Running revng artifact you will get a list of artifacts that can be produced along with their MIME types:

$ revng artifact
USAGE: revng-artifact [options] <artifact> <binary>

<artifact> can be one of:

  lift                        - text/x.llvm.ir
  isolate                     - text/x.llvm.ir
  enforce-abi                 - text/x.llvm.ir
  hexdump                     - text/x.hexdump+ptml
  render-svg-call-graph       - image/svg
  render-svg-call-graph-slice - image/svg
  disassemble                 - text/x.asm+ptml+tar+gz
  render-svg-cfg              - image/svg
  recompile                   - application/x-executable
  recompile-isolated          - application/x-executable
  emit-cfg                    - text/x.yaml
  make-segment-ref            - text/x.llvm.ir
  decompile                   - text/x.c+ptml+tar+gz
  decompile-to-single-file    - text/x.c+ptml
  emit-helpers-header         - text/x.c+ptml
  emit-model-header           - text/x.c+ptml
  emit-type-definitions       - text/x.c+tar+gz
  convert-to-mlir             - text/mlir

MIME types#

When choosing MIME types for artifacts, we trying to conform as close as possible to RFC2045 and RFC6838.

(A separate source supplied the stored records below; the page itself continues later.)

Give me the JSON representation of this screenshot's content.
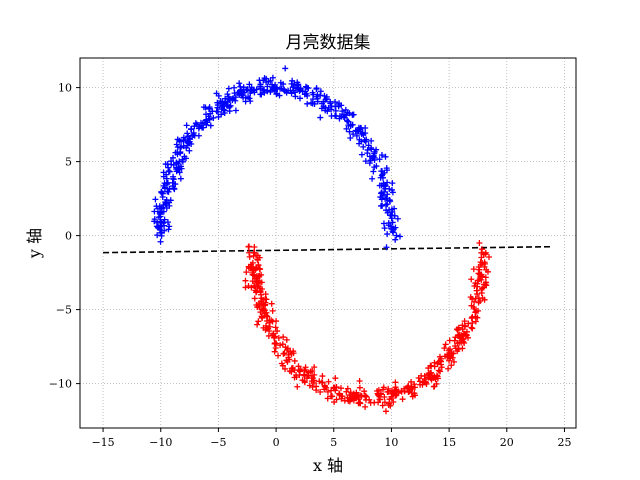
{
  "chart_data": {
    "type": "scatter",
    "title": "月亮数据集",
    "xlabel": "x 轴",
    "ylabel": "y 轴",
    "xlim": [
      -17,
      26
    ],
    "ylim": [
      -13,
      12
    ],
    "x_ticks": [
      -15,
      -10,
      -5,
      0,
      5,
      10,
      15,
      20,
      25
    ],
    "y_ticks": [
      -10,
      -5,
      0,
      5,
      10
    ],
    "grid": true,
    "marker": "+",
    "series": [
      {
        "color": "#0000ff",
        "shape": "upper-arc",
        "center": [
          0,
          0
        ],
        "radius": 10,
        "x_range": [
          -11,
          11
        ],
        "y_range": [
          0,
          11
        ],
        "points_approx": 500
      },
      {
        "color": "#ff0000",
        "shape": "lower-arc",
        "center": [
          8,
          -1
        ],
        "radius": 10,
        "x_range": [
          -3,
          19
        ],
        "y_range": [
          -12,
          -1
        ],
        "points_approx": 500
      }
    ],
    "decision_line": {
      "style": "dashed",
      "color": "#000000",
      "x": [
        -15,
        24
      ],
      "y": [
        -1.15,
        -0.75
      ]
    }
  }
}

There are two fundamental distinctions in MIME types:

  • text/*: the output can be opened in a text editor;
  • everything else: the output needs to be managed by an "external application";

The most common base MIME types we use are:

  • application/x-executable: an executable program.
  • application/x-object: an object file.
  • text/plain: a plain text file.
  • text/x.c: C source code (e.g., decompiled code).
  • text/x.asm: assembly code.
  • image/svg: an SVG image.
  • text/x.llvm.ir: LLVM IR in its textual representation.
  • application/x.llvm.bc: LLVM IR in its binary representation (also known as bitcode).
  • text/x.hexdump: an ASCII representation of raw bytes.
  • text/mlir: MLIR IR in its textual representation.
  • text/x.yaml: a YAML dictionary, with one key for each function.

MIME types that are not text/* or image/svg will be transmitted over GraphQL via Base64 encoding

Some of these MIME types can be further wrapped in another format. To make this explicit, we add suffixes, specifically:

  • $PREFIX+ptml: $PREFIX is wrapped in PTML.
  • $PREFIX+tar: $PREFIX is wrapped in a tar file containing one file for each function.
  • $PREFIX+gzip: $PREFIX is compressed using gzip.

For instance: text/x.c+tar+gz means that the artifact is GZip-compressed tar archive, containing C code for each function in the binary. While, text/x.asm+ptml+tar+gz represents a GZip-compressed tar archive containing one file per function, which is in turn assembly code wrapped in PTML.